Many people are Trustees or beneficiaries of Family Trusts. Trusts can be created in a person’s lifetime, or by their Will, when someone gives assets to someone else (“Trustee”) to hold for the benefit of one or more people (the “beneficiaries”).
Before the introduction of the inheritance tax transferable nil rate band in 2007, many people had discretionary Trusts in their Wills as a means of mitigating inheritance tax. Some of these Trusts have professional Trustees: typically, a solicitor alongside a family member. However, some people appointed friends and family as Trustees, believing the role to be simple and trying to save on costs. I have seen numerous cases where the first spouse has died, and no formal legal advice or action was taken at that time. Often Probate is not needed when the first spouse dies, and so no action is taken with regard to the Trust. If no action is taken within 2 years, the Trust is deemed to have been established and may well need reporting to HMRC on the 10-year anniversary.
Trustees are often completely unaware of the reporting obligations they face.
Most Trusts created after March 2006 are potentially liable to inheritance tax charges on each 10-year anniversary after the Trust was created. HMRC figures from May 2018 showed that an estimated 75% of Trusts had not completed a 10-year return.
Even if there is no inheritance tax to pay, the Trustees must submit a full account to HMRC on each 10-year anniversary (where the value of the Trust is over 80% of the nil rate band). Interest and penalties may be charged for late payment and filing, and these penalties may be payable by the Trustees personally.
It is the Trustees’ responsibility to calculate if a charge applies and whether the Trust needs reporting.
It is not just the 10-year anniversary that needs reporting, however. The Government consulted on the taxation of Trusts in November 2018 and the All-Party Parliamentary Group for Inheritance and Intergenerational Fairness (snappy title guys!) published a report in January 2020 recommending that inheritance tax is abolished and replaced entirely with a new regime, and this would significantly impact on Trusts. There has been much talk of simplification, but if anything, the tax and compliance burden on Trusts has vastly increased in recent years.

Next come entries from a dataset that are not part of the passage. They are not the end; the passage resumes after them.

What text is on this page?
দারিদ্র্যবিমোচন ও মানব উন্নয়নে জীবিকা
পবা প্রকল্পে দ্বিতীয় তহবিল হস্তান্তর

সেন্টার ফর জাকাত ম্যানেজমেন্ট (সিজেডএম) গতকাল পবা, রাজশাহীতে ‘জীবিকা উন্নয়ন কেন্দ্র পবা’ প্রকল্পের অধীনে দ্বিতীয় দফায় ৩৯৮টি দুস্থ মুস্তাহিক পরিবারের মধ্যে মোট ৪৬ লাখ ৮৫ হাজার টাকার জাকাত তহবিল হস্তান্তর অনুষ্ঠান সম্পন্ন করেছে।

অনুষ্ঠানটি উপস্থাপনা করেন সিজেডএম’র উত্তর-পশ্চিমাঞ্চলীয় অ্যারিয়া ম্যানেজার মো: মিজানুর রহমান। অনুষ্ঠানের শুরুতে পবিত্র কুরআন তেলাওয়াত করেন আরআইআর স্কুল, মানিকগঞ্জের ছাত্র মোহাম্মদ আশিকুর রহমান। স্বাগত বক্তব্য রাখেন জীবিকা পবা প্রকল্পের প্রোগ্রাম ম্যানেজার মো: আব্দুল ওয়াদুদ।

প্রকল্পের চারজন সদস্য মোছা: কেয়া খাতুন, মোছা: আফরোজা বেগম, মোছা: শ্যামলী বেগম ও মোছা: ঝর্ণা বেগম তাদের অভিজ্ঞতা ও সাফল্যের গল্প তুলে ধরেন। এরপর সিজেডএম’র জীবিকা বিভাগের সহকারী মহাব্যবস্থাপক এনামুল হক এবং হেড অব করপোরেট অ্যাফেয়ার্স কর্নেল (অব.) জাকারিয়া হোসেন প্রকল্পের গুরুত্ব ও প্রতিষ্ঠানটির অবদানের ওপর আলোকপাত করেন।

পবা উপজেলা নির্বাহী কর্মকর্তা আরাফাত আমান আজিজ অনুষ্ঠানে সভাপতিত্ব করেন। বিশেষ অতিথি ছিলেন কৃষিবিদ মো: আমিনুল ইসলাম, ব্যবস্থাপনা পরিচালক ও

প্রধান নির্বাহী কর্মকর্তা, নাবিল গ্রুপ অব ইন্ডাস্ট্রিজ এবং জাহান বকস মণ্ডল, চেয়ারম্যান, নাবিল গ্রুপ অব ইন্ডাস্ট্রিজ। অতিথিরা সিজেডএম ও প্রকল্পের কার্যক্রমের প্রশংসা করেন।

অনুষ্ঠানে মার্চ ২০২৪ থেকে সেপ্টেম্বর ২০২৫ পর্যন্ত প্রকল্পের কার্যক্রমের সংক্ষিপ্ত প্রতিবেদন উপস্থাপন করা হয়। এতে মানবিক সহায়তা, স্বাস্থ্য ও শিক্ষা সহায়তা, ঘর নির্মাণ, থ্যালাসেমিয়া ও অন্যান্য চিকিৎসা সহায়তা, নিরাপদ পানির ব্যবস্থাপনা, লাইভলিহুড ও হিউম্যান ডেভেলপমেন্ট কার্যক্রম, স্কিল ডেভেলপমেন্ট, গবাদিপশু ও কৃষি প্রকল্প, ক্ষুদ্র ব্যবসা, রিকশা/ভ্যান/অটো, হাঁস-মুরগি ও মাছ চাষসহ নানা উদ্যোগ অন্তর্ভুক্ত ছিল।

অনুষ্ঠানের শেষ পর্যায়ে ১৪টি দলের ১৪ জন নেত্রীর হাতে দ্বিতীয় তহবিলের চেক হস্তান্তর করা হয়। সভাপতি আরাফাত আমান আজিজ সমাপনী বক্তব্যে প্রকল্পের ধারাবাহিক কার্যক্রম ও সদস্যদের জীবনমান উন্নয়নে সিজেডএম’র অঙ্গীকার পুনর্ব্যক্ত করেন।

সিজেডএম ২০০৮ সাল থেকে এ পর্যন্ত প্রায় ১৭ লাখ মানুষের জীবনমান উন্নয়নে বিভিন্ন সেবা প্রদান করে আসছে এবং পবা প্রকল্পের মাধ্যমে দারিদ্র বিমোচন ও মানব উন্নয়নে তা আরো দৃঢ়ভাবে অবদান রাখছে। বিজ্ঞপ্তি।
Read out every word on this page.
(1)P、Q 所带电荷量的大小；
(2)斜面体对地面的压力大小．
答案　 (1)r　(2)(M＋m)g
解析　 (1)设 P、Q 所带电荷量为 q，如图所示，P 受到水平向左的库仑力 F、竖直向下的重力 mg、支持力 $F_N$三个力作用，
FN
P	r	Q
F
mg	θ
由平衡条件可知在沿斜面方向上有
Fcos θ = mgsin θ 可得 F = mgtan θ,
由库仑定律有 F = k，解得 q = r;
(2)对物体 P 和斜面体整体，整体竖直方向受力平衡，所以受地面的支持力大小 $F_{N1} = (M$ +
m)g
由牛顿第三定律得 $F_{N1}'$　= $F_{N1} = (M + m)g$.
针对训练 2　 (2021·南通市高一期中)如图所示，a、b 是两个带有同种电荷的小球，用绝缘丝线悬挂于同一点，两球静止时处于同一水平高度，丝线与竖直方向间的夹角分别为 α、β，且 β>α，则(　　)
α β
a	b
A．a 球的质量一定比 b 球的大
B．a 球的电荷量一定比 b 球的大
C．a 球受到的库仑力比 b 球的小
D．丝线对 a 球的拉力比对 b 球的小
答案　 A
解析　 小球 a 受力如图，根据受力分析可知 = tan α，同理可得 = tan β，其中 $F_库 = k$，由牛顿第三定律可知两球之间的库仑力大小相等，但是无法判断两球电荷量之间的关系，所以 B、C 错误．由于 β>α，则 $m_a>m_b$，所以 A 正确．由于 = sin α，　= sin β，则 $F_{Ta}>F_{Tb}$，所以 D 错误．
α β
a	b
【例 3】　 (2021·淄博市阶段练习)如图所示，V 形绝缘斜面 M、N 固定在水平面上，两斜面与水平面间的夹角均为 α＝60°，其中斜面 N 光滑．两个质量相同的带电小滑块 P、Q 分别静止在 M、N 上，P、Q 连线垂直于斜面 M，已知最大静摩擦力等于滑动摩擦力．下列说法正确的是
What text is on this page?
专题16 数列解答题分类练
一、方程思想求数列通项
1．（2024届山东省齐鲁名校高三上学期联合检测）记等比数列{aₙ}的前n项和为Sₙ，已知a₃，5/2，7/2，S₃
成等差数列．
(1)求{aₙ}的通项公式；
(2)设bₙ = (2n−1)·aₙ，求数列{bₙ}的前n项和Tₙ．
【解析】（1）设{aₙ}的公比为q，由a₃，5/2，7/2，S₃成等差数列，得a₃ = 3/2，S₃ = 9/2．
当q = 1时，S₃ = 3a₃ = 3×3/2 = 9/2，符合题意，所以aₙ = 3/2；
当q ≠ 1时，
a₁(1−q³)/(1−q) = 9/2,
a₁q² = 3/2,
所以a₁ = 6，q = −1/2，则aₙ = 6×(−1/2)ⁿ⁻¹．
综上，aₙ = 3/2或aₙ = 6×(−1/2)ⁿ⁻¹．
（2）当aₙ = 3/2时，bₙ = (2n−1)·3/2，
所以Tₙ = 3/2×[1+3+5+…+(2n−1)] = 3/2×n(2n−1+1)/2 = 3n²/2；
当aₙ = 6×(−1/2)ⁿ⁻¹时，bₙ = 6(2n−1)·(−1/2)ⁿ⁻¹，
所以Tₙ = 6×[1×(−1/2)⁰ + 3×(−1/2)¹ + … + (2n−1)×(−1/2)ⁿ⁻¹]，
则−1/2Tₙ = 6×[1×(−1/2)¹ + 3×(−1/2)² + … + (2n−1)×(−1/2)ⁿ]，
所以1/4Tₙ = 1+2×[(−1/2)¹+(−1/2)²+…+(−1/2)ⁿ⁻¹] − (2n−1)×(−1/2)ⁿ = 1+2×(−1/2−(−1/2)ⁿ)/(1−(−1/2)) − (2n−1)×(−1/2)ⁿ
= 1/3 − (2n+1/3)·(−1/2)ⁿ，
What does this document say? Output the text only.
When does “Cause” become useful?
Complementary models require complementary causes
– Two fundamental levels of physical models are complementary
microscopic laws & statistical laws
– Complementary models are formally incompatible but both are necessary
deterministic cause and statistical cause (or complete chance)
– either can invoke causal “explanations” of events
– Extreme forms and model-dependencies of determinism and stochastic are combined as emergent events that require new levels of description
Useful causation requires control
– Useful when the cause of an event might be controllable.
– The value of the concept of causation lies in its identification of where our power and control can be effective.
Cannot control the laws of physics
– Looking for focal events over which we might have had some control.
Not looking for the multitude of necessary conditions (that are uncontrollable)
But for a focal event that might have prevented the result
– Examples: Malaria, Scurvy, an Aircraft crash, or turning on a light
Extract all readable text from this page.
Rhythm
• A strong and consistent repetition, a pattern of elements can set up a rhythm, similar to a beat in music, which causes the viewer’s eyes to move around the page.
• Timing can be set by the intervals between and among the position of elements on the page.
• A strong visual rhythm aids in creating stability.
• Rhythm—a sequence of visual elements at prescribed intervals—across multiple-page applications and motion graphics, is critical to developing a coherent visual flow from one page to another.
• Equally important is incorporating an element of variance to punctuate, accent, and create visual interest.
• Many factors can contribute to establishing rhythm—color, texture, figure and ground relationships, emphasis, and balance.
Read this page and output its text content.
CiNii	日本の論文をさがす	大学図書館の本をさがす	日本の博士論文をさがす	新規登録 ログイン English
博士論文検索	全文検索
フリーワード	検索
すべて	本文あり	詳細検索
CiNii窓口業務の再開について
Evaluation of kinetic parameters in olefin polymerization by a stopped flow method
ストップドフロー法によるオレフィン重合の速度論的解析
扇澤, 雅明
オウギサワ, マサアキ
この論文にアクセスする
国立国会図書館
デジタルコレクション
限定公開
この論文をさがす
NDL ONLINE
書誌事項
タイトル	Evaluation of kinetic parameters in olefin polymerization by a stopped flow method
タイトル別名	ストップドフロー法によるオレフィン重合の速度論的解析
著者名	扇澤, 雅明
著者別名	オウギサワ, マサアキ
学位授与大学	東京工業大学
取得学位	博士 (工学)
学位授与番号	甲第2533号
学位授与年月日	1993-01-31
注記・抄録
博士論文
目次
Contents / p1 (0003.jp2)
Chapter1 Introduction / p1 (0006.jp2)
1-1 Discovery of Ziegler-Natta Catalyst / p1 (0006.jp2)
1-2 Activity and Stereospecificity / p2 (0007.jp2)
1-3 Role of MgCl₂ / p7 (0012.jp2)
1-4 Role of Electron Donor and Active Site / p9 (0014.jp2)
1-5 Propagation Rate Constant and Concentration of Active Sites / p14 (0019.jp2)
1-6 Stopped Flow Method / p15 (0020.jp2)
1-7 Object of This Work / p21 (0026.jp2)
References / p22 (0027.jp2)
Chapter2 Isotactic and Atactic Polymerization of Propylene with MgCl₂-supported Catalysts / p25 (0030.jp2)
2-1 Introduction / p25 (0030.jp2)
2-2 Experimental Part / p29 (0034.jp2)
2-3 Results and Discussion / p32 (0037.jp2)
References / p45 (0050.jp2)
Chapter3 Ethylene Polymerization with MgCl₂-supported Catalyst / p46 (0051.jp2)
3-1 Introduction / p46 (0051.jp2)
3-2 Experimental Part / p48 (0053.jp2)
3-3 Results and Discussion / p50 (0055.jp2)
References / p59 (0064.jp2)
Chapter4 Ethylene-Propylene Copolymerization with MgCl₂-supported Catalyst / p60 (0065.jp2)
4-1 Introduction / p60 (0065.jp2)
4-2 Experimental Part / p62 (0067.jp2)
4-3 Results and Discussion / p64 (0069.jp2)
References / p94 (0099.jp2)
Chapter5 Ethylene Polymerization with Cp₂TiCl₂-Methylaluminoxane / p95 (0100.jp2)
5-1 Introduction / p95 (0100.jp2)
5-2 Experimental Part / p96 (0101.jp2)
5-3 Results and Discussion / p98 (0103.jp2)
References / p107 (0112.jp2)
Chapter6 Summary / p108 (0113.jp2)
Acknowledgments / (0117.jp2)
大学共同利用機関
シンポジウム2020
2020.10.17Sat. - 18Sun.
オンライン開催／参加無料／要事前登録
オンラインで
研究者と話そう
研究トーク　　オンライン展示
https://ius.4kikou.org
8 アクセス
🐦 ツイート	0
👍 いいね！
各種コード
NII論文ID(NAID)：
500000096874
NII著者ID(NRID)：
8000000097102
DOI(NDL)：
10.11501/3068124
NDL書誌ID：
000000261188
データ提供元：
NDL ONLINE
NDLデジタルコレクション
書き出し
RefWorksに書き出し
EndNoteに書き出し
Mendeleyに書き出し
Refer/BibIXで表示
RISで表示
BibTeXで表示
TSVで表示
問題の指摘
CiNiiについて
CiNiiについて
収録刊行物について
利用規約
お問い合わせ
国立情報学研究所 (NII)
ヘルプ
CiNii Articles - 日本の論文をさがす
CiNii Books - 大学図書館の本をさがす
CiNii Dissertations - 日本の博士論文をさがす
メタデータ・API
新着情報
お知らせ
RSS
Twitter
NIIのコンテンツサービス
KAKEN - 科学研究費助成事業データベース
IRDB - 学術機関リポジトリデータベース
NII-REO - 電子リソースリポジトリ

There is a global move towards greater transparency about ownership of assets, disclosure regimes and public registers of assets. If you have opened a bank account or investment recently you will have come across the Foreign Accounts Tax Compliance Act (FATCA), the Common Reporting Standard (CRS), and you may have been asked for your Legal Entity Identifier (LEI). HMRC launched the Trust Registration Service in June 2018 and from that time all Trusts must have registered online with HMRC if they have any tax liability (such as income tax, capital gains tax, inheritance tax or stamp duty land tax).
Most recently, the 5th Money Laundering Directive (5MLD) was introduced and this goes further than previous regulations by stating that Trustees must register all Trusts online with HMRC regardless of whether any income tax, capital gains tax, stamp duty land tax or inheritance tax is due. Trustees are also obliged to complete a register of beneficial owners and provide information about the place of birth of beneficiaries and their tax residency. Watch this space for further updates on how HMRC are implementing this.
So, what next? If you are a Trustee of a family Trust, contact us 01423 543102. We can :-
- Review the terms of the Trust to see if the Trust is still necessary;
- Check to see if the Trustees are still the right people to deal with matters;
- Advise whether the Trust needs reporting to HMRC for its 10-year anniversary, and deal with the return on your behalf if you wish;
- Advise whether the Trust needs registering with HMRC and deal with this on your behalf if you wish.
Being a Trustee is an honour, but it is not to a role to be taken lightly. There is an ever-increasing tax and compliance burden on Trustees and trying to save money on professional fees might end up costing far more than you realise in penalties, interest and stress. Not to mention missed tax planning opportunities that could see some of the professional fees offset by the tax saved!